Lightstorm has launched the construction of the India-Southeast Asia submarine cable system, a 3,600-kilometer project designed to connect India, Malaysia, and Singapore as AI and cloud demand accelerates across the region. The I-2SEA cable is being developed with consortium partners Microsoft, Singtel, and Tata Communications, with NEC Corporation appointed as system supplier and ASEAN Cableship Pte Ltd as marine installation partner.
The system is expected to be ready for service in the fourth quarter of 2029. NEC separately confirmed that it had signed a supply contract for the I-2SEA submarine fiber-optic cable system, describing the network as a direct link between India’s growing AI and hyperscale data center clusters and major Southeast Asian cloud hubs.
I-2SEA will include Indian landing points at Machilipatnam in Andhra Pradesh and South Chennai. Lightstorm said Machilipatnam offers a shorter subsea route toward Hyderabad, while South Chennai adds diversity to the system’s Indian landing architecture. The route is intended to strengthen connectivity between Hyderabad, Chennai, Singapore, and Kuala Lumpur.
Targeting AI and Hyperscale Workloads
The cable is being positioned less as a conventional telecom route and more as infrastructure for AI, hyperscale cloud, GPU clusters, and enterprise workloads. Lightstorm said the system is designed for low-latency connectivity across the India-Southeast Asia corridor, where demand for data center capacity and cloud interconnection has intensified.
Lightstorm Group CEO and Managing Director Amajit Gupta said: “Lightstorm works around a single mission: interconnecting intelligence. As majority owner of I-2SEA and with SmartNet AI Fabric already delivering AI-ready transport across data centers and GPU clusters in India, we can now offer the natural extension of that platform into the subsea domain. On our network, AI regions across India, Malaysia, and Singapore will be connected by a single, purpose-built, end-to-end system — engineered for the performance and scale that AI infrastructure requires.”
The company said I-2SEA customers will be able to connect into Lightstorm’s 30,000-kilometer terrestrial network, giving them onward reach to Hyderabad, Mumbai, and more than 80 data centers across India. Lightstorm also said the system will use carrier-neutral landing infrastructure and its Polarin platform for capacity activation, scaling, and network visibility.
Data Center Growth Sharpens the Need
The announcement comes as India’s data center market moves through a rapid expansion cycle driven by cloud adoption, AI infrastructure, and enterprise digitization. A 2025 Macquarie Equity Research estimate, summarized by IBEF, said India had about 1.4 gigawatts of operational data center capacity, with another 1.4 gigawatts under construction and about 5 gigawatts in planning.
A separate 2026 white paper by CEEW and Systemiq estimated India’s installed data center capacity had reached almost 1.5 gigawatts by mid-2025 and could rise to between 4.5 and 6.5 gigawatts by 2030. That growth is increasing the importance of resilient international connectivity, especially for workloads that require high bandwidth, redundancy, and predictable performance.

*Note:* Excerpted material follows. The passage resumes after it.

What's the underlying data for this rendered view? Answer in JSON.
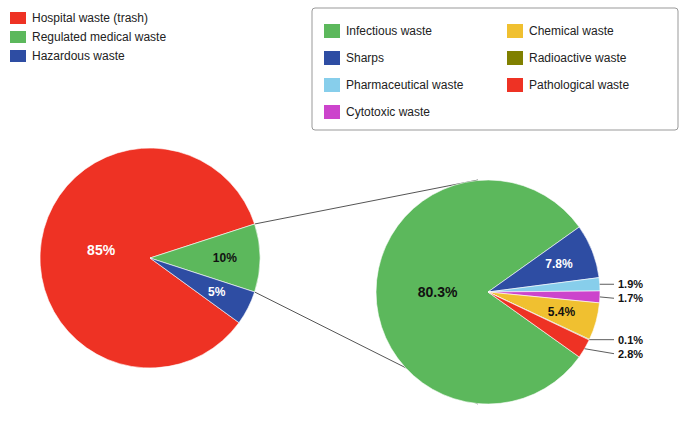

Lightstorm’s subsea expansion comes as AI infrastructure becomes more distributed, India attracts larger data center investments, and routes into Singapore and Malaysia remain central to Asia’s cloud ecosystem.
Building Toward 2029
The I-2SEA project is moving into a wider wave of submarine cable development aimed at expanding digital infrastructure across Asia. Demand for international capacity has accelerated with the growth of AI applications, cloud computing, and hyperscale data centers, placing greater emphasis on resilient, high-capacity connectivity between regional markets.
The consortium has confirmed that the system is scheduled to be ready for service in the fourth quarter of 2029. Once operational, the 3,600-km cable will provide a direct connection between India's east coast and key digital hubs in Singapore and Malaysia, while integrating with Lightstorm's broader terrestrial network to extend connectivity across India.
The I-2SEA project reflects a broader shift in digital infrastructure as demand for AI computing, cloud services, and large-scale data center connectivity continues to grow across the region. By strengthening links between India and Southeast Asia, the cable is intended to support the next phase of cross-border digital expansion.